Lideranças políticas progressistas denunciam veementemente a manobra. O vice-líder do governo no Congresso, deputado Daniel Almeida (PCdoB-BA), condenou a “chantagem” da direita, que tenta anistiar golpistas em troca do IR, prometendo resistência a “novo golpe”.

A reação popular e o avanço no Senado Federal são decisivos. As grandes mobilizações de 21 de abril foram cruciais para o arquivamento da PEC da Blindagem, ou da Bandidagem, como ficou conhecida, na CCJ do Senado.

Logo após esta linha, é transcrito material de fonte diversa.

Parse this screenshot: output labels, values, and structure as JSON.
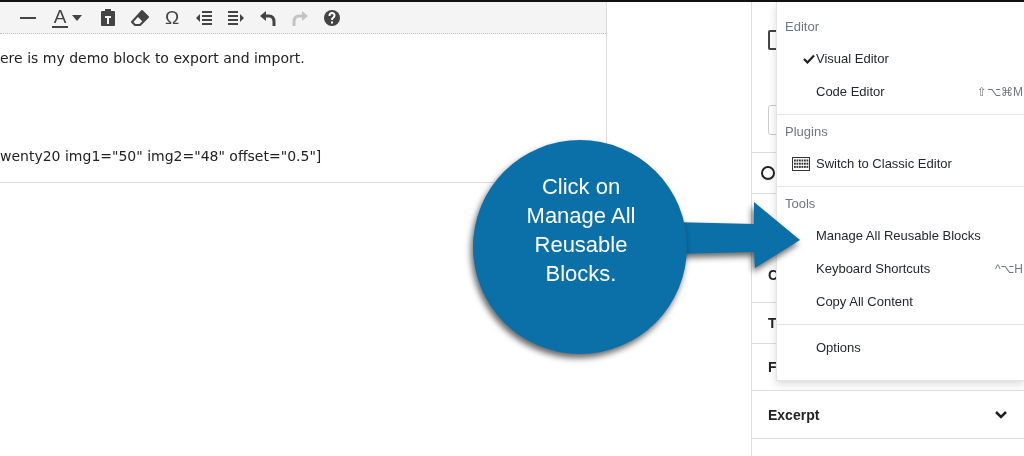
{
  "toolbar": [
    {
      "kind": "rule"
    },
    {
      "kind": "text-color",
      "glyph": "A"
    },
    {
      "kind": "caret"
    },
    {
      "kind": "paste"
    },
    {
      "kind": "eraser"
    },
    {
      "kind": "glyph",
      "glyph": "Ω"
    },
    {
      "kind": "outdent"
    },
    {
      "kind": "indent"
    },
    {
      "kind": "undo",
      "disabled": false
    },
    {
      "kind": "redo",
      "disabled": true
    },
    {
      "kind": "help"
    }
  ],
  "editor": {
    "lines": [
      "ere is my demo block to export and import.",
      "wenty20 img1=\"50\" img2=\"48\" offset=\"0.5\"]"
    ]
  },
  "sidebar": {
    "checkbox": {
      "checked": false
    },
    "rows": [
      {
        "label": "C"
      },
      {
        "label": "T"
      },
      {
        "label": "F"
      },
      {
        "label": "Excerpt",
        "expanded": false
      }
    ]
  },
  "menu": {
    "sections": [
      {
        "title": "Editor",
        "items": [
          {
            "label": "Visual Editor",
            "checked": true
          },
          {
            "label": "Code Editor",
            "checked": false,
            "shortcut": "⇧⌥⌘M"
          }
        ]
      },
      {
        "title": "Plugins",
        "items": [
          {
            "label": "Switch to Classic Editor",
            "kind": "keyboard"
          }
        ]
      },
      {
        "title": "Tools",
        "items": [
          {
            "label": "Manage All Reusable Blocks"
          },
          {
            "label": "Keyboard Shortcuts",
            "shortcut": "^⌥H"
          },
          {
            "label": "Copy All Content"
          }
        ]
      },
      {
        "items": [
          {
            "label": "Options"
          }
        ]
      }
    ]
  },
  "callout": {
    "text": "Click on Manage All Reusable Blocks."
  }
}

Por outro lado, a Comissão de Assuntos Econômicos (CAE) do Senado aprovou, em 24 de abril, por unanimidade, um projeto de isenção de IR idêntico ao da Câmara. Esse movimento no Senado envia mensagem robusta: pauta social e direitos do povo não devem ser reféns de agendas ilegítimas que visam proteger criminosos antidemocráticos. É uma vitória do progressismo e da participação popular.

A ex-deputada Perpétua Almeida (PCdoB-AC) alertou à vigilância, criticando a prioridade da “bandidagem” sobre a “pauta do povo”.